Saanich sold on water distribution system renewal planning

As defined in Developing a Water Distribution System Renewal Plan—a best management practice created for the Ministry of Health by the BCWWA—water distribution system renewal planning (often called asset management) optimizes the life-cycle value of a utility’s physical (infrastructure) assets through effective maintenance, rehabilitation, and replacement programs.”

Developing a Water Distribution System Renewal Plan outlines two complementary approaches—top-down and bottom-up. “The top-down approach is used for strategic long-term planning of policies and programs whereas the bottom-up approach is used for short-term capital planning of projects.”

The National Water and Wastewater Benchmarking Initiative’s Issue Paper on Infrastructure Reinvestment recommends that utility managers answer the following six questions before making asset reinvestment decisions:

  1. What do you own?
  2. What is it worth?
  3. What is the deferred maintenance?
  4. What is its condition?
  5. What is the remaining service life?
  6. What do you fix first?

The answers, when reflected in an appropriate performance management model, will ensure an effective and affordable water distribution system.

Developing a Water Distribution System Renewal Plan recommends “renewal plans be reviewed every five to ten years to reflect the current condition of the system as well as the effectiveness of various renewal technologies. Municipalities should track water main break rates, water quality problems, fire flow rates, and leakage rates to establish deterioration rates and the adequacy of the program.”

The District of Saanich is among the 30 percent of utilities surveyed that have developed and implemented water distribution system renewal plans. Of the remaining utilities, 44 percent are considering one for the future.

The District of Saanich services almost 30,000 connections, with a distribution system that dates back to 1875.  It was ripe for renewal planning given the aging infrastructure, premature failure of asbestos cement mains, and high operations costs associated with repair of ruptured mains. The district needed to develop a proactive approach to system renewal.

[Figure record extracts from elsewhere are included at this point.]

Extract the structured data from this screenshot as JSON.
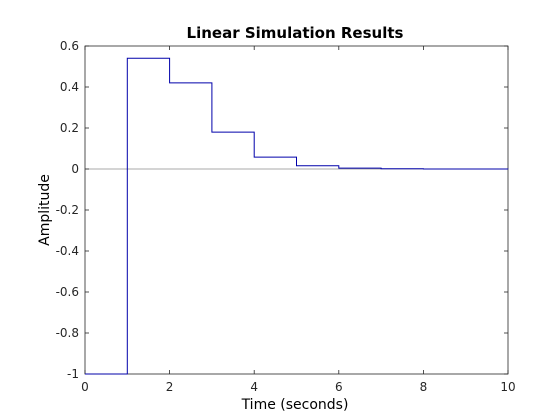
{
  "chart_data": {
    "type": "line",
    "line_style": "stairs",
    "title": "Linear Simulation Results",
    "xlabel": "Time (seconds)",
    "ylabel": "Amplitude",
    "xlim": [
      0,
      10
    ],
    "ylim": [
      -1,
      0.6
    ],
    "xticks": [
      "0",
      "2",
      "4",
      "6",
      "8",
      "10"
    ],
    "yticks": [
      "-1",
      "-0.8",
      "-0.6",
      "-0.4",
      "-0.2",
      "0",
      "0.2",
      "0.4",
      "0.6"
    ],
    "grid": false,
    "zero_line": true,
    "series": [
      {
        "color": "#0000aa",
        "x": [
          0,
          1,
          2,
          3,
          4,
          5,
          6,
          7,
          8,
          9,
          10
        ],
        "y": [
          -1,
          0.54,
          0.42,
          0.18,
          0.058,
          0.016,
          0.004,
          0.001,
          0.0003,
          0.0001,
          0
        ]
      }
    ]
  }
}
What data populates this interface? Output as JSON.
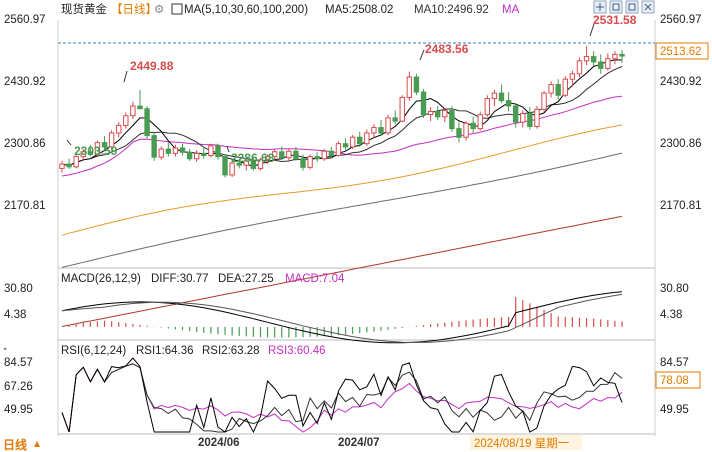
{
  "header": {
    "title": "现货黄金",
    "period": "【日线】",
    "ma_label": "MA(5,10,30,60,100,200)",
    "ma5": "MA5:2508.02",
    "ma10": "MA10:2496.92",
    "ma_more": "MA"
  },
  "price_axis": {
    "left_ticks": [
      "2560.97",
      "2430.92",
      "2300.86",
      "2170.81"
    ],
    "right_ticks": [
      "2560.97",
      "2430.92",
      "2300.86",
      "2170.81"
    ],
    "current_price": "2513.62",
    "annotations": [
      "2531.58",
      "2483.56",
      "2449.88",
      "2303.59",
      "2286.68"
    ]
  },
  "macd": {
    "label": "MACD(26,12,9)",
    "diff": "DIFF:30.77",
    "dea": "DEA:27.25",
    "macd": "MACD:7.04",
    "left_ticks": [
      "30.80",
      "4.38"
    ],
    "right_ticks": [
      "30.80",
      "4.38"
    ]
  },
  "rsi": {
    "label": "RSI(6,12,24)",
    "rsi1": "RSI1:64.36",
    "rsi2": "RSI2:63.28",
    "rsi3": "RSI3:60.46",
    "left_ticks": [
      "84.57",
      "67.26",
      "49.95"
    ],
    "right_ticks": [
      "84.57",
      "49.95"
    ],
    "current": "78.08"
  },
  "x_axis": {
    "labels": [
      "2024/06",
      "2024/07"
    ],
    "cursor_label": "2024/08/19 星期一"
  },
  "footer": {
    "period_button": "日线"
  },
  "colors": {
    "up": "#d94c4c",
    "down": "#4a9b53",
    "ma5": "#000000",
    "ma10": "#303030",
    "ma30": "#c42fc4",
    "ma60": "#e89a2a",
    "ma100": "#6c6c6c",
    "ma200": "#b03a2e",
    "accent": "#e07b00"
  },
  "chart_data": {
    "type": "candlestick",
    "title": "现货黄金 【日线】",
    "y_range": [
      2130,
      2580
    ],
    "candles": [
      {
        "o": 2304,
        "h": 2318,
        "l": 2296,
        "c": 2312
      },
      {
        "o": 2312,
        "h": 2322,
        "l": 2303,
        "c": 2307
      },
      {
        "o": 2307,
        "h": 2330,
        "l": 2304,
        "c": 2326
      },
      {
        "o": 2326,
        "h": 2340,
        "l": 2318,
        "c": 2335
      },
      {
        "o": 2335,
        "h": 2348,
        "l": 2326,
        "c": 2330
      },
      {
        "o": 2330,
        "h": 2356,
        "l": 2325,
        "c": 2352
      },
      {
        "o": 2352,
        "h": 2364,
        "l": 2338,
        "c": 2344
      },
      {
        "o": 2344,
        "h": 2375,
        "l": 2340,
        "c": 2370
      },
      {
        "o": 2370,
        "h": 2390,
        "l": 2362,
        "c": 2384
      },
      {
        "o": 2384,
        "h": 2408,
        "l": 2378,
        "c": 2402
      },
      {
        "o": 2402,
        "h": 2428,
        "l": 2396,
        "c": 2420
      },
      {
        "o": 2420,
        "h": 2450,
        "l": 2414,
        "c": 2415
      },
      {
        "o": 2415,
        "h": 2420,
        "l": 2360,
        "c": 2365
      },
      {
        "o": 2365,
        "h": 2372,
        "l": 2318,
        "c": 2325
      },
      {
        "o": 2325,
        "h": 2345,
        "l": 2320,
        "c": 2340
      },
      {
        "o": 2340,
        "h": 2352,
        "l": 2326,
        "c": 2332
      },
      {
        "o": 2332,
        "h": 2348,
        "l": 2326,
        "c": 2342
      },
      {
        "o": 2342,
        "h": 2350,
        "l": 2328,
        "c": 2334
      },
      {
        "o": 2334,
        "h": 2340,
        "l": 2318,
        "c": 2322
      },
      {
        "o": 2322,
        "h": 2338,
        "l": 2316,
        "c": 2332
      },
      {
        "o": 2332,
        "h": 2344,
        "l": 2322,
        "c": 2328
      },
      {
        "o": 2328,
        "h": 2350,
        "l": 2324,
        "c": 2346
      },
      {
        "o": 2346,
        "h": 2350,
        "l": 2320,
        "c": 2326
      },
      {
        "o": 2326,
        "h": 2330,
        "l": 2287,
        "c": 2292
      },
      {
        "o": 2292,
        "h": 2318,
        "l": 2288,
        "c": 2314
      },
      {
        "o": 2314,
        "h": 2322,
        "l": 2304,
        "c": 2310
      },
      {
        "o": 2310,
        "h": 2322,
        "l": 2300,
        "c": 2318
      },
      {
        "o": 2318,
        "h": 2326,
        "l": 2300,
        "c": 2304
      },
      {
        "o": 2304,
        "h": 2324,
        "l": 2300,
        "c": 2320
      },
      {
        "o": 2320,
        "h": 2330,
        "l": 2312,
        "c": 2326
      },
      {
        "o": 2326,
        "h": 2340,
        "l": 2318,
        "c": 2335
      },
      {
        "o": 2335,
        "h": 2345,
        "l": 2320,
        "c": 2324
      },
      {
        "o": 2324,
        "h": 2340,
        "l": 2318,
        "c": 2336
      },
      {
        "o": 2336,
        "h": 2344,
        "l": 2318,
        "c": 2322
      },
      {
        "o": 2322,
        "h": 2330,
        "l": 2300,
        "c": 2306
      },
      {
        "o": 2306,
        "h": 2330,
        "l": 2302,
        "c": 2326
      },
      {
        "o": 2326,
        "h": 2334,
        "l": 2316,
        "c": 2322
      },
      {
        "o": 2322,
        "h": 2340,
        "l": 2318,
        "c": 2336
      },
      {
        "o": 2336,
        "h": 2344,
        "l": 2322,
        "c": 2328
      },
      {
        "o": 2328,
        "h": 2354,
        "l": 2326,
        "c": 2350
      },
      {
        "o": 2350,
        "h": 2360,
        "l": 2338,
        "c": 2344
      },
      {
        "o": 2344,
        "h": 2366,
        "l": 2340,
        "c": 2362
      },
      {
        "o": 2362,
        "h": 2372,
        "l": 2344,
        "c": 2350
      },
      {
        "o": 2350,
        "h": 2376,
        "l": 2346,
        "c": 2370
      },
      {
        "o": 2370,
        "h": 2386,
        "l": 2362,
        "c": 2380
      },
      {
        "o": 2380,
        "h": 2394,
        "l": 2364,
        "c": 2370
      },
      {
        "o": 2370,
        "h": 2404,
        "l": 2366,
        "c": 2398
      },
      {
        "o": 2398,
        "h": 2412,
        "l": 2386,
        "c": 2392
      },
      {
        "o": 2392,
        "h": 2440,
        "l": 2390,
        "c": 2436
      },
      {
        "o": 2436,
        "h": 2484,
        "l": 2430,
        "c": 2474
      },
      {
        "o": 2474,
        "h": 2480,
        "l": 2440,
        "c": 2446
      },
      {
        "o": 2446,
        "h": 2452,
        "l": 2398,
        "c": 2404
      },
      {
        "o": 2404,
        "h": 2418,
        "l": 2392,
        "c": 2410
      },
      {
        "o": 2410,
        "h": 2420,
        "l": 2394,
        "c": 2400
      },
      {
        "o": 2400,
        "h": 2416,
        "l": 2390,
        "c": 2412
      },
      {
        "o": 2412,
        "h": 2420,
        "l": 2372,
        "c": 2378
      },
      {
        "o": 2378,
        "h": 2390,
        "l": 2352,
        "c": 2362
      },
      {
        "o": 2362,
        "h": 2392,
        "l": 2356,
        "c": 2388
      },
      {
        "o": 2388,
        "h": 2400,
        "l": 2370,
        "c": 2378
      },
      {
        "o": 2378,
        "h": 2410,
        "l": 2374,
        "c": 2404
      },
      {
        "o": 2404,
        "h": 2440,
        "l": 2400,
        "c": 2434
      },
      {
        "o": 2434,
        "h": 2450,
        "l": 2420,
        "c": 2444
      },
      {
        "o": 2444,
        "h": 2460,
        "l": 2426,
        "c": 2430
      },
      {
        "o": 2430,
        "h": 2446,
        "l": 2410,
        "c": 2420
      },
      {
        "o": 2420,
        "h": 2426,
        "l": 2380,
        "c": 2390
      },
      {
        "o": 2390,
        "h": 2412,
        "l": 2380,
        "c": 2406
      },
      {
        "o": 2406,
        "h": 2418,
        "l": 2376,
        "c": 2382
      },
      {
        "o": 2382,
        "h": 2420,
        "l": 2378,
        "c": 2414
      },
      {
        "o": 2414,
        "h": 2448,
        "l": 2410,
        "c": 2444
      },
      {
        "o": 2444,
        "h": 2466,
        "l": 2436,
        "c": 2460
      },
      {
        "o": 2460,
        "h": 2470,
        "l": 2432,
        "c": 2440
      },
      {
        "o": 2440,
        "h": 2476,
        "l": 2436,
        "c": 2470
      },
      {
        "o": 2470,
        "h": 2486,
        "l": 2456,
        "c": 2480
      },
      {
        "o": 2480,
        "h": 2510,
        "l": 2474,
        "c": 2504
      },
      {
        "o": 2504,
        "h": 2532,
        "l": 2496,
        "c": 2512
      },
      {
        "o": 2512,
        "h": 2522,
        "l": 2494,
        "c": 2502
      },
      {
        "o": 2502,
        "h": 2516,
        "l": 2480,
        "c": 2490
      },
      {
        "o": 2490,
        "h": 2518,
        "l": 2486,
        "c": 2508
      },
      {
        "o": 2508,
        "h": 2522,
        "l": 2498,
        "c": 2516
      },
      {
        "o": 2516,
        "h": 2524,
        "l": 2500,
        "c": 2513
      }
    ],
    "ma": {
      "ma5": {
        "from": [
          2300,
          2330
        ],
        "to": [
          2508
        ]
      },
      "ma30": {
        "start": 2290,
        "end": 2441
      },
      "ma60": {
        "start": 2180,
        "end": 2375
      },
      "ma100": {
        "start": 2120,
        "end": 2336
      },
      "ma200": {
        "start": 2010,
        "end": 2215
      }
    },
    "macd": {
      "range": [
        -8,
        36
      ],
      "diff_end": 30.77,
      "dea_end": 27.25,
      "macd_end": 7.04
    },
    "rsi": {
      "range": [
        35,
        92
      ],
      "rsi1_end": 64.36,
      "rsi2_end": 63.28,
      "rsi3_end": 60.46
    }
  }
}
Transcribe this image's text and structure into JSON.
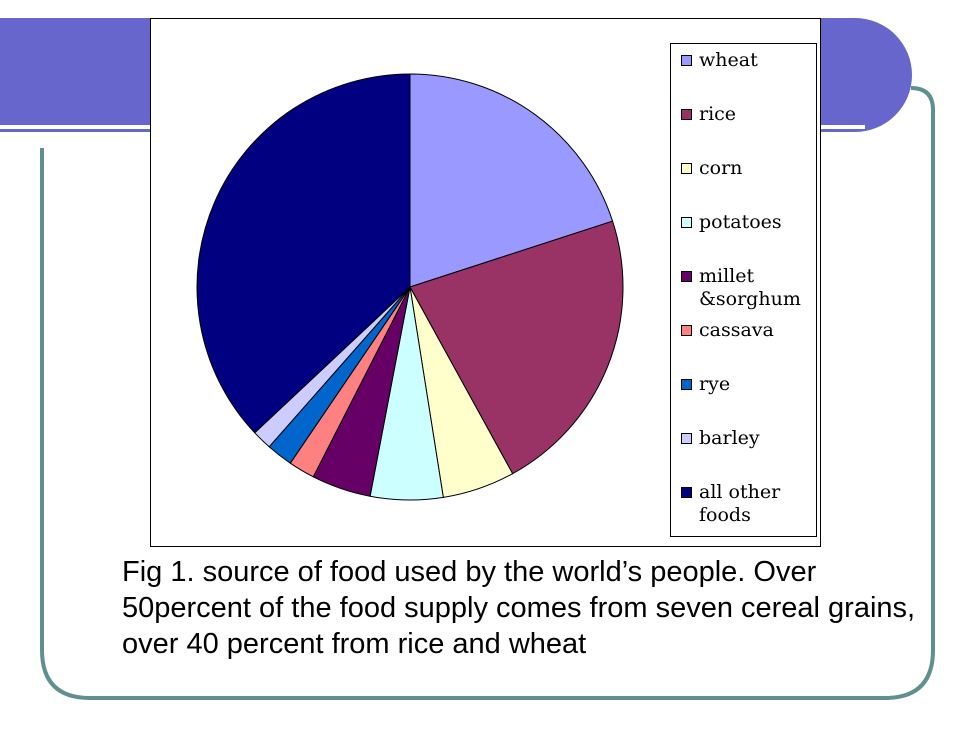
{
  "chart_data": {
    "type": "pie",
    "title": "",
    "legend_position": "right",
    "slices": [
      {
        "label": "wheat",
        "value": 20,
        "color": "#9999ff"
      },
      {
        "label": "rice",
        "value": 22,
        "color": "#993366"
      },
      {
        "label": "corn",
        "value": 5.5,
        "color": "#ffffcc"
      },
      {
        "label": "potatoes",
        "value": 5.5,
        "color": "#ccffff"
      },
      {
        "label": "millet\n&sorghum",
        "value": 4.5,
        "color": "#660066"
      },
      {
        "label": "cassava",
        "value": 2,
        "color": "#ff8080"
      },
      {
        "label": "rye",
        "value": 2,
        "color": "#0066cc"
      },
      {
        "label": "barley",
        "value": 1.5,
        "color": "#ccccff"
      },
      {
        "label": "all other foods",
        "value": 37,
        "color": "#000080"
      }
    ]
  },
  "caption": "Fig 1. source of food used by the world’s people. Over 50percent of the food supply comes from seven cereal grains, over 40 percent from rice and wheat",
  "theme": {
    "header_color": "#6666cc",
    "frame_color": "#5f8f8f"
  }
}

A formal planning strategy was initiated in 1997; a ten-year capital works program was developed for 1998 to 2007 to address the highest priority replacements. The prioritized replacement strategy considers the following:

  • existing system deficiencies (e.g. fire flows, residual pressures, water quality);maintenance and break history;
  • coordination with other infrastructure improvements;
  • age;
  • premature failure of asbestos cement pipe (100 to 200mm diameter);
  • environmental vulnerability due to water main breaks (e.g. risk of chlorinated water entering a natural water course).

Given that Saanich has more 541 km of water main, the cost to replace the entire system is estimated at $260 million. The current plan focuses on replacement of the highest priority projects utilizing available funding of about $2.2 million per year. Funding for water system replacement is increased by about two percent per year.

Challenges faced by Saanich included lack of data in digital format (e.g. pipe inventory, pipe network drawings and a distribution system computer model), and lack of funding to address needs. The advantages, however, far outweigh the challenges. A systematic approach to main replacement will allow coordination with replacement of other infrastructure, reduced maintenance costs, and improved water quality.

District staff certainly learned a thing or two about renewal planning along the way. Here’s what they recommend to utilities embarking on a renewal planning process.

  • Develop a computer model of the water distribution system, and use that model to determine system deficiencies and model replacement facilities.
  • Conduct field-testing of your system to calibrate the model and provide data for a condition assessment.
  • Use GIS tools to analyze condition, age, break history, environmental risk and coordination with other infrastructure work.
  • Develop a spreadsheet-style pipe inventory and costs analysis system.
  • Use an integrated approach with road, sewer, drain, and water system renewal.